今は眠そうなので、とりあえず今のところすることはなさそうなのは分かった。

「いつ帰ってきやがるんだあの馬鹿女は…!」

小さな手はベジータの指を握ってもあまるほどの大きさしかない。
少し触れば折れてしまいそうなほどである。
ふっくらとした頬に愛らしい唇。きっと大きくなったら美人になるに違いない。
子供を眺めながらなんとなく頭に浮かぶのは、あの宇宙最強の男だった。同じサイヤ人だというのに、子供の扱いが果てしなく上手いあの男だったらこんなことで困ったりはしないのだろう。
『毎晩、じっちゃんが歌ってくれてたんだよなあ』、とこの間口ずさんでいた歌をなんとなく思いだす。
(子守唄…か)
別に、歌ってやろうと思ったわけではない、なんとなくだ。なんとなく、頭に浮かんだから。
ベジータは何度も何度もそう自分に言い聞かせると、ベビーベッドの柵に寄りかかりながら、歌詞の分からない歌を口ずさみ始めた。
無駄に広く物の少ない部屋に、その小さな歌声が響く。悟空が歌っていたので音程が多少曖昧だったが、そのあたりは適当にアドリブで音程を作りつつ歌う。間違いなく、下級戦士よりも歌が上手いな俺は。と思いながら、覚えているぶんだけ歌っていると、ブラはすやすやと寝息を立て始める。
子守唄というのもまんざらではない。
もしこの場にあの男が居れば自分は何もしなくたって大丈夫だろうなと思いながら、なんとなくメロディを歌い続けていると、突然背後の空気が揺れた。
しまった、と思うも、もう遅い、そのあまりにも分かりやすい気に、ベジータは柄にもなく冷や汗が滲むのを感じた。
お約束どおりである。
見られたくない姿のときに限って瞬間移動で現れる、人の迷惑などまったく顧みない男、孫悟空。
ベビーベッドの横で、子供の顔をのぞき込みながらあろうことか子守唄を歌っているところである。
今、ブルマもトランクスも家にいないから、と思っていたのに。
まさか、こいつがこのタイミングで現れるとは。

「よ!ベジータ!何歌ってたんだ?」
「…………」

振り返ることもできなかった。
歌っていたところが聞かれていなければいいと思ったのだが、そういうときに限ってしっかり聞いていて、しかもそれを突っ込んでくるあたりがどうしようもない。

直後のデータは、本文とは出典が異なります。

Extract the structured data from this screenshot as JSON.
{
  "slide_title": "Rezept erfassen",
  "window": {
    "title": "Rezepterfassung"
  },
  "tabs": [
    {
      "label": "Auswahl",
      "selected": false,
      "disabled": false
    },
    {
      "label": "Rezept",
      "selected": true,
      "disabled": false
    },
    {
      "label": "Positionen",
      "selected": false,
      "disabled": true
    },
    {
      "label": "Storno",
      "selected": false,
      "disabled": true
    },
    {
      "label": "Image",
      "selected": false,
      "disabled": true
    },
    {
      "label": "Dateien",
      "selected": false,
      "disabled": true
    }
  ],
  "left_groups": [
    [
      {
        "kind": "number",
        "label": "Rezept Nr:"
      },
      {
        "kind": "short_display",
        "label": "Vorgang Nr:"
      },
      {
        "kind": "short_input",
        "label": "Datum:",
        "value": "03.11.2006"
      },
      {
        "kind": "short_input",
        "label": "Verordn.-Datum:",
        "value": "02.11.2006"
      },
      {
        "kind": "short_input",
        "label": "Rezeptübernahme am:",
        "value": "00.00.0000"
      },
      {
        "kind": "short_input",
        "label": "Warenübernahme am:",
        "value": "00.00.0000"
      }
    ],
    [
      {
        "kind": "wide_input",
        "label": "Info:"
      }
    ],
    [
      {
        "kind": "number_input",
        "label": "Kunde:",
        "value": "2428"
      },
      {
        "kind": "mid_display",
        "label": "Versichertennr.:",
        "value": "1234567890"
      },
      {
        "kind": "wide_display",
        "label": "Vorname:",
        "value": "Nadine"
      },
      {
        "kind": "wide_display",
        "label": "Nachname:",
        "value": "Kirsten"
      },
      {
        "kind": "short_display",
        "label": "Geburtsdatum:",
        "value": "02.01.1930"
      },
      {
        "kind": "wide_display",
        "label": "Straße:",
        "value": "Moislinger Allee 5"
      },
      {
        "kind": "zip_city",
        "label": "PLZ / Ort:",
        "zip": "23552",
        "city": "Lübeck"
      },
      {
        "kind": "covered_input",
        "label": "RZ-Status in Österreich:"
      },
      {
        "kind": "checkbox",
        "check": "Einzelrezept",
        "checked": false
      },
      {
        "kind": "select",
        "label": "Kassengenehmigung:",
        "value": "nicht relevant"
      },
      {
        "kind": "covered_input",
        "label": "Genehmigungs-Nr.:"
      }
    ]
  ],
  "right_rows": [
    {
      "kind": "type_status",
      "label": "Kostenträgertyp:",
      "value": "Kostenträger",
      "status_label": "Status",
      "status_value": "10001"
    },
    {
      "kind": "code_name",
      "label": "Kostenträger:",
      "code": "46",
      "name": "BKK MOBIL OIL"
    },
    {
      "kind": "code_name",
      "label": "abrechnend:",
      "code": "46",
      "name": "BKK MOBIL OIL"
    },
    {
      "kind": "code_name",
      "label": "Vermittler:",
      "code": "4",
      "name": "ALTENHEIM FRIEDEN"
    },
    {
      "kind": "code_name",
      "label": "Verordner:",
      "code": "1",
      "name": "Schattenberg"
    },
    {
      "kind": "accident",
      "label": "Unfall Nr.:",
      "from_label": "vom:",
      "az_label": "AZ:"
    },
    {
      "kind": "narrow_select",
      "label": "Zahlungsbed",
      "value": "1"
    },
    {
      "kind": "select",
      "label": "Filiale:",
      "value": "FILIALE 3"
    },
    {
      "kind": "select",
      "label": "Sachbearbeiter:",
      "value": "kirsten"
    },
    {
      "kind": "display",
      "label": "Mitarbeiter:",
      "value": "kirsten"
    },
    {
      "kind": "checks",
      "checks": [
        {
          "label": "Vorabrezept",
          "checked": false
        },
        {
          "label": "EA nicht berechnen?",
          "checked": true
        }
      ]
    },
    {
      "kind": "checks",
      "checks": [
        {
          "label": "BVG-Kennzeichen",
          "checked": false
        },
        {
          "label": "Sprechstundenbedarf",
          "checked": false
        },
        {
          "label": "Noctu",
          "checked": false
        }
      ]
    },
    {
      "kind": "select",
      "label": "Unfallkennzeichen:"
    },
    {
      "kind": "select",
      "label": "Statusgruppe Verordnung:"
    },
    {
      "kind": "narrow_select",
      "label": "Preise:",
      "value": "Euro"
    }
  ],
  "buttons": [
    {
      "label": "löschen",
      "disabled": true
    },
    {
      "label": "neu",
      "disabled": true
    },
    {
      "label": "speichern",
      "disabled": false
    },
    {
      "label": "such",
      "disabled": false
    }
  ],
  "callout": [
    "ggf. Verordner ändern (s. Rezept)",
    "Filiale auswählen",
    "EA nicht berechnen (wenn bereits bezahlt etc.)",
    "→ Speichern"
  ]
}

「あっ、もしかして、子守唄かぁ?優しいなぁベジータ!」

そして、こういうときだけ妙に敏い上にひとの神経を逆撫でするのにかけては天下一品である。


「出ていけクソッタレぇぇえええええ!」


思わずベジータはそう叫んでしまっていた。
きっと顔が赤い上に額に青筋が浮いていることだろうが、渾身の憎しみを込めて背後の男を睨みつける。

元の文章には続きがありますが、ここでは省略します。